To clarify the distribution chain of U.S. stock IPO quotas, SpaceX adopted a fixed issuance price model, locking in a price of $135 per share before the roadshow, with the subscription window closing on June 11. After that, main underwriters such as Goldman Sachs and Morgan Stanley led the quota distribution: core institutional investors (hedge funds, mutual funds, pensions) were prioritized, followed by registered brokers with direct agreements with underwriters, and finally retail channels.

Underwriters do not directly settle stocks with non-registered entities; each allocation must correspond to a trading party registered with FINRA or the SEC.

It is worth noting that reports indicated that SpaceX's total retail quota was compressed from the planned approximately 30% to just over 20%, with even users of traditional retail brokers like Fidelity and Robinhood proportionally cut back.

xStocks itself does not have U.S. registered broker qualifications, meaning it cannot directly appear on the underwriter's quota list in its own name; it must interface through a licensed intermediary. It’s unknown how many quotas this intermediary obtained in this IPO and how much it decided to allocate to xStocks.

There is a saying circulating online: xStocks saw SPCX's surge at the opening and withheld stocks; had the opening been below the issue price, it would have distributed in full to users. This conspiracy theory logic is indeed very appealing.
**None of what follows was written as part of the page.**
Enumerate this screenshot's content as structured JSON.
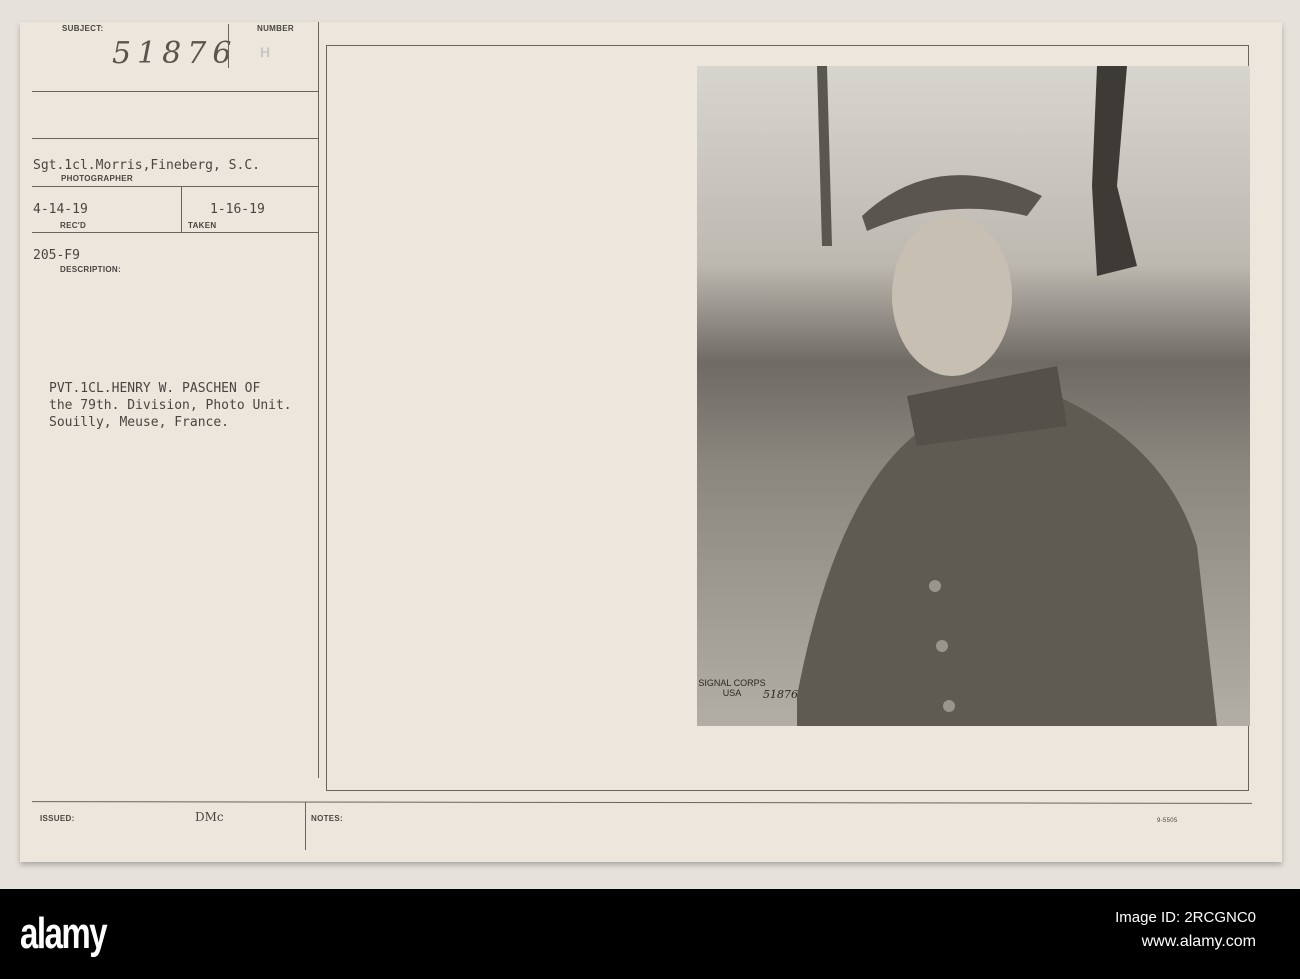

However, a more plausible explanation may be: in the face of the largest IPO in history, xStocks, as the upstream distributor shared by Kraken, Bybit, Binance Wallet, Bitget Wallet, and MEXC, received an extremely limited quota from the intermediary brokerage layer. After xStocks's overall significant quota cut, Kraken, as a platform directly under its parent company Payward, received only a small portion of quotas, while the remaining platforms through xStocks received none.

One entrance does not equal a real share

Some users opened short positions in the SPCX contract market to hedge, planning to close them after acquiring the spot market to lock in the price difference. As a result, the spot market fell through, but the short positions skyrocketed with SPCX from $135 all the way to above $160, resulting in sustained floating losses. They incurred service charges from the new listing and also losses on hedging, missing out on both ends.

This incident exposed not only the execution problems of a particular platform but also the fragility of the "platform raising funds to compete for quotas" model. The multi-layered agency gathering method is essentially no different from traditional entrusted investment; the longer the chain, the weaker its ability to cash out under extreme pressure. The failure of xStocks visually presented this hidden risk.

On the same day, Gate achieved real proportional distribution (5%-12%) through Alpaca (a U.S. licensed self-clearing broker), while xStocks's multi-layer agency model significantly cut orders or resulted in zero quotas across platforms. It can be seen that the dividing line has never been about "whether there are tokens" but whether the supply chain can really fulfill its commitments under extreme conditions.

This incident provided a vivid lesson for all users participating in crypto new listings and offered a clear reference standard for choosing platforms in the future: direct connections to licensed brokers' compliance qualifications, transparent and traceable sources and priority distributions of quotas, as well as a clear distinction between "real ownership" and "price exposure."